Barrages hydrauliques : le gouvernement veut ouvrir les vannes à la concurrence

Énergie par Jamel Azzouz

La ministre de l’Écologie propose de retirer la gestion et l’exploitation des activités hydroélectriques d’EDF et GDF Suez, pour les confier à des sociétés d’économie mixte où les entreprises privées pourraient prendre pied.

Sous la pression de la Commission européenne et des producteurs privés d’électricité, le gouvernement s’apprête à ouvrir à la concurrence la gestion des barrages hydrauliques. La ministre de l’Écologie, du Développement durable et de l’Énergie, Ségolène Royal, en a acté le principe dans un communiqué du 29 avril dernier, au prétexte de l’arrivée à échéance, d’ici à 2023, de cent cinquante concessions. Pour ce faire, Mme Royal propose de retirer les activités hydro-électriques françaises aujourd’hui gérées à plus de 80% par EDF et à environ 20% par GDF Suez, soit l’équivalent de cinq réacteurs nucléaires, afin de les confier à des sociétés ad hoc d’économie mixte (SEM). Elle dit vouloir ainsi s’inspirer du modèle de la Compagnie nationale du Rhône qui produit notamment de l’électricité renouvelable d’origine essentiellement hydraulique et dont le capital est détenu à 50,1% par la Caisse des dépôts et consignations et des collectivités locales, et à 49,9% par GDF Suez.
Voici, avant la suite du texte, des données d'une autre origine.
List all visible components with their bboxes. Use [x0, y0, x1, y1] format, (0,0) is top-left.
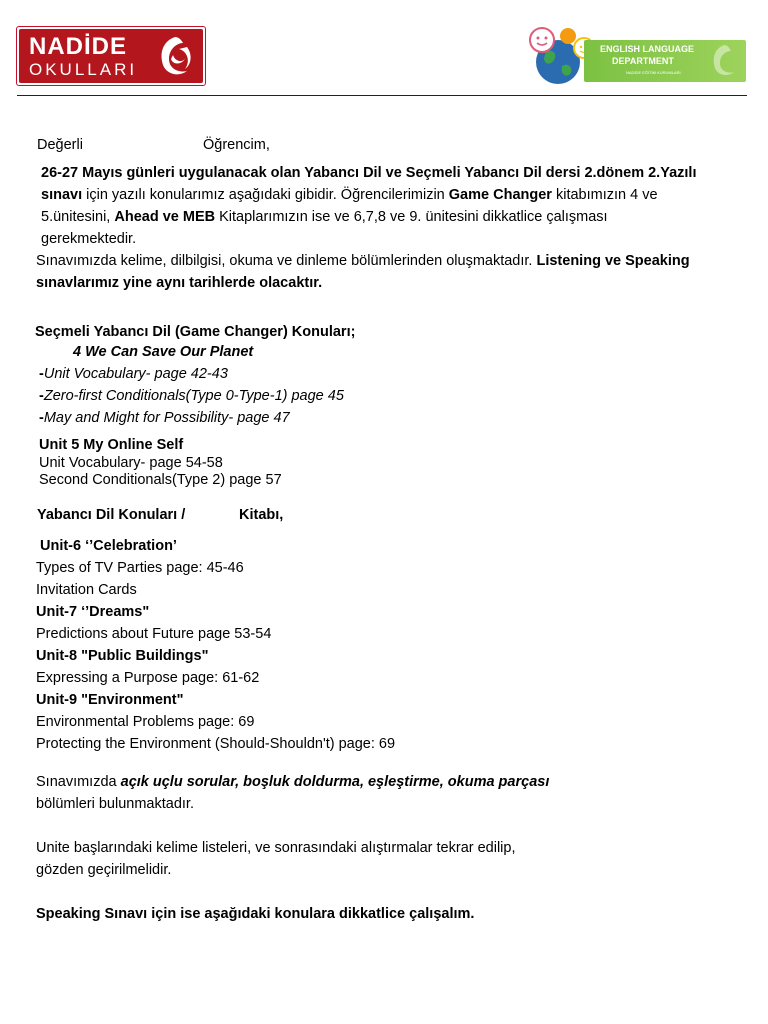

Et de préciser que « le principe communautaire de concurrence sera appliqué aux entreprises de production d’électricité, partenaires des SEM ». En clair, les entreprises privées pourraient prendre jusqu’à 49,9% des capitaux desdites SEM. Selon la ministre, c’est la seule solution susceptible de concilier « contrôle public et respect des règles communautaires », tout en écartant « la mise en concurrence pure et simple [qui] présente des risques pour l’intérêt général (ressource en eau, équilibre écologique et conditions de distribution de l’électricité) ». Sa proposition pourrait figurer dans le texte gouvernemental sur la transition énergétique dont les parlementaires auront à débattre à l’automne.

FO À L’OFFENSIVE

« Scandaleux, honteux, consternant, les qualificatifs ne manquent pas pour désigner l’infâme mise en œuvre de ce projet ! », a réagi la Fédération FO Énergie et Mines, avant d’en lister les conséquences « funestes » prévisibles : « Les personnels qui vont devoir subir de violentes réformes structurelles, les ménages et les industriels qui vont devoir payer un prix du kWh encore plus cher, EDF qui va voir son coût de production augmenter du fait de la perte d’une rente hydro-électrique annuelle d’au moins 1,25 milliard d’euros ». Pour FO, un tel projet s’inscrit dans le programme de stabilité budgétaire 2014-2017, une sorte d’échange de « bons procédés » entre Paris et Bruxelles, au mépris de l’emploi et des statuts des agents publics. Mais aussi dans la politique de décentralisation/régionalisation à tout crin du gouvernement, qui opère un retour à « des modèles locaux d’organisation d’avant-guerre », et obère tous les « principes d’un service public national ». Résolument à l’offensive sur ce dossier, FO plaide pour la prolongation jusqu’à 99 ans de la durée des concessions à EDF et GDF Suez… « à laquelle rien ne s’oppose si ce n’est la volonté politique des pouvoirs publics ». Aucun texte n’impose en effet la mise en concurrence, comme l’a souligné le rejet unanime des membres de la commission des affaires économiques de l’Assemblée nationale, dont un rapport a démontré, en septembre 2013, qu’il n’y a aucune « fatalité juridique » à ouvrir les barrages hydrauliques aux mauvais vents de la concurrence.